O Partido Democrata tem um trabalho: combater a desigualdade. Aqui estava um grande abismo de desigualdade bem diante de seus olhos e de alguma forma muitos democratas não o viram. Muitos à esquerda focaram na desigualdade racial, de gênero e LGBTQ. Acho que é difícil focar na desigualdade de classe quando você frequentou uma faculdade com uma verba de vários bilhões de dólares e faz greenwashing e seminários de diversidade para uma grande corporação. Donald Trump é um narcisista monstruoso, mas há algo errado em uma classe educada que se olha no espelho da sociedade e vê apenas a si mesma.
Enquanto a esquerda se voltava para a arte performática identitária, Trump mergulhava na guerra de classes com os dois pés. Seu ressentimento nascido no Queens em relação às elites de Manhattan se alinhou magicamente com a animosidade de classe sentida pelas pessoas rurais em todo o país. Sua mensagem era simples: essas pessoas te traíram, e além disso são idiotas.
Em 2024, ele construiu exatamente o que o Partido Democrata tentou construir —uma maioria multirracial da classe trabalhadora. Seu apoio aumentou entre trabalhadores negros e hispânicos. Ele obteve ganhos impressionantes em lugares como Nova Jersey, Bronx, Chicago, Dallas e Houston. De acordo com as pesquisas de boca de urna da NBC, ele ganhou um terço dos eleitores de cor. Ele é o primeiro republicano a ganhar no voto popular em 20 anos.
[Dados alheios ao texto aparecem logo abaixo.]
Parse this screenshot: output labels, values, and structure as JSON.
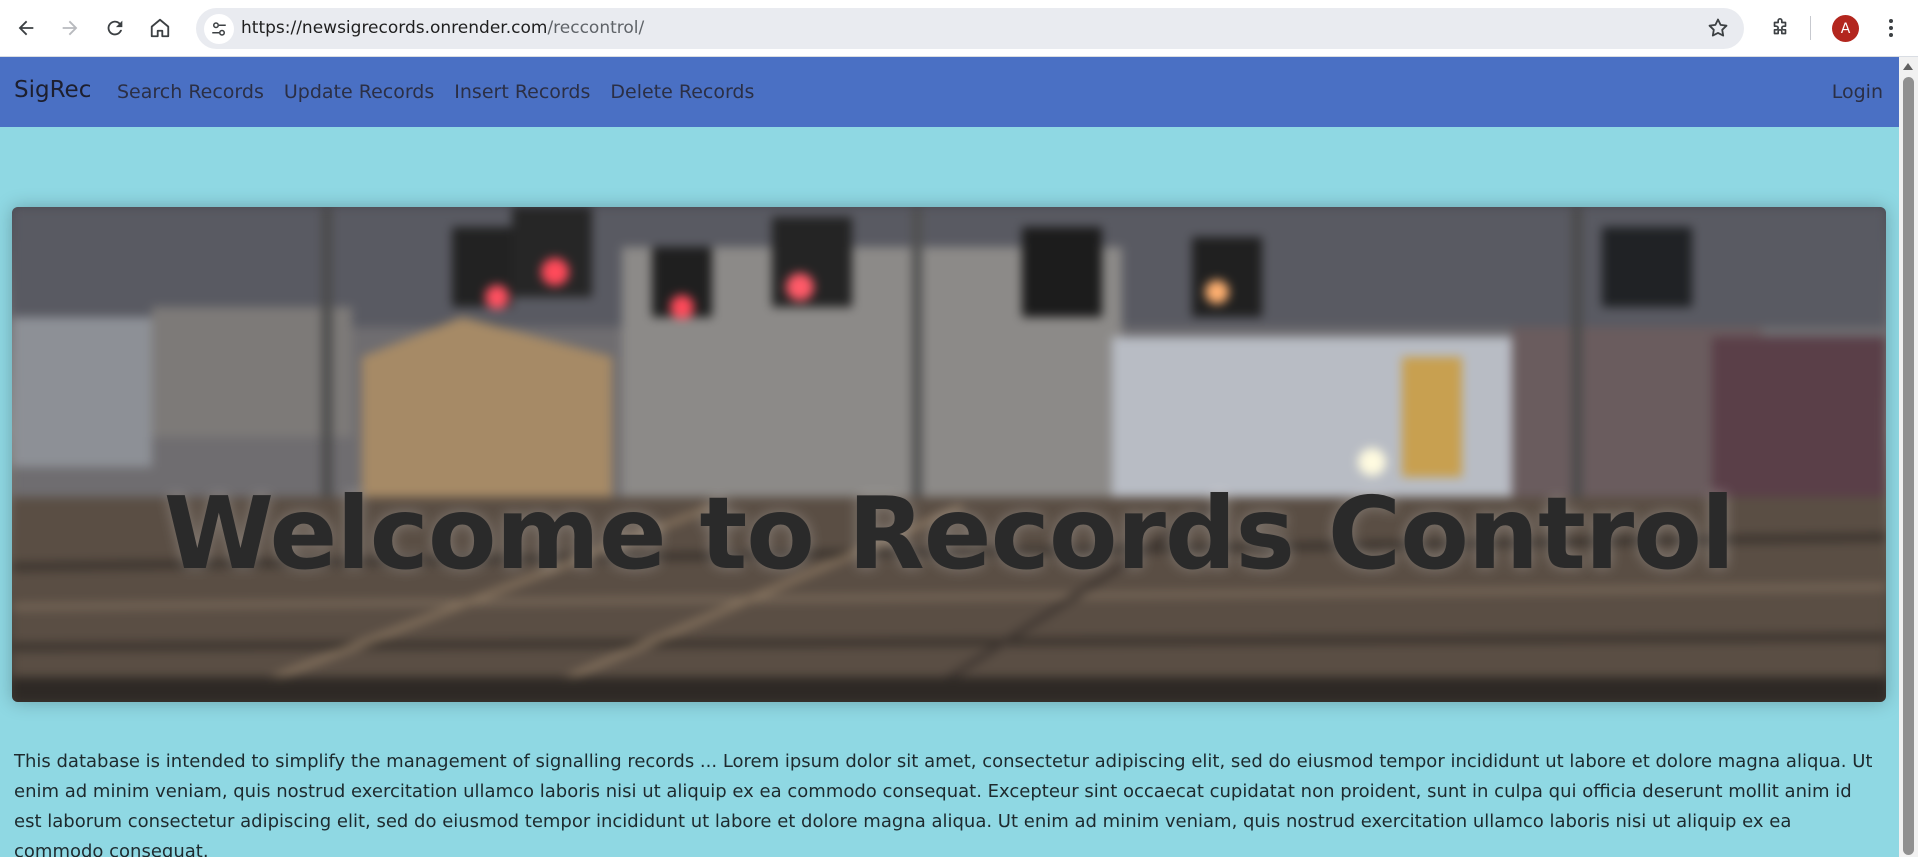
{
  "browser": {
    "url_host": "https://newsigrecords.onrender.com",
    "url_path": "/reccontrol/",
    "profile_initial": "A"
  },
  "navbar": {
    "brand": "SigRec",
    "links": [
      "Search Records",
      "Update Records",
      "Insert Records",
      "Delete Records"
    ],
    "login": "Login"
  },
  "hero": {
    "title": "Welcome to Records Control",
    "image_alt_icon": "railway-signals-image"
  },
  "intro": {
    "text": "This database is intended to simplify the management of signalling records ... Lorem ipsum dolor sit amet, consectetur adipiscing elit, sed do eiusmod tempor incididunt ut labore et dolore magna aliqua. Ut enim ad minim veniam, quis nostrud exercitation ullamco laboris nisi ut aliquip ex ea commodo consequat. Excepteur sint occaecat cupidatat non proident, sunt in culpa qui officia deserunt mollit anim id est laborum consectetur adipiscing elit, sed do eiusmod tempor incididunt ut labore et dolore magna aliqua. Ut enim ad minim veniam, quis nostrud exercitation ullamco laboris nisi ut aliquip ex ea commodo consequat."
  },
  "colors": {
    "navbar": "#4a70c4",
    "page_background": "#8fd8e3",
    "avatar": "#b3261e"
  }
}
Os democratas obviamente precisam fazer um exame de consciência. O governo Biden tentou atrair a classe trabalhadora com subsídios e estímulos, mas não há solução econômica para o que é principalmente uma crise de respeito. Haverá alguns à esquerda que dirão que Trump venceu por causa do racismo, sexismo e autoritarismo inerentes ao povo americano. Aparentemente, essas pessoas adoram perder e querem fazer isso de novo e de novo e de novo.
O restante de nós precisa olhar para esse resultado com humildade. Os eleitores americanos nem sempre são sábios, mas geralmente são sensatos, e têm algo a nos ensinar. Meu pensamento inicial é que tenho que reexaminar minhas próprias convicções. Sou moderado. Gosto quando os candidatos democratas se movem para o centro. Mas tenho que confessar que Kamala fez isso de forma bastante eficaz e não funcionou. Talvez os democratas tenham que adotar uma ruptura ao estilo Bernie Sanders —algo que fará pessoas como eu se sentirem desconfortáveis.
O Partido Democrata pode fazer isso? O partido das universidades, dos subúrbios abastados e dos núcleos urbanos hipster pode fazer isso? Bem, Trump sequestrou um partido corporativo, que dificilmente parecia ser um veículo para uma revolta proletária, e fez exatamente isso. Aqueles de nós que menosprezam Trump deveriam baixar a guarda —ele fez algo que nenhum de nós foi capaz de fazer.
Mas estamos entrando em um período de águas turbulentas. Trump é um semeador de caos, não de fascismo. Nos próximos anos, uma praga de desordem descerá sobre a América, e talvez sobre o mundo, abalando tudo. Se você odeia a polarização, espere até experimentarmos a desordem global. Mas no caos há oportunidade para uma nova sociedade e uma nova resposta ao assalto político, econômico e psicológico trumpista. Estes são tempos que testam as almas das pessoas, e veremos do que somos feitos.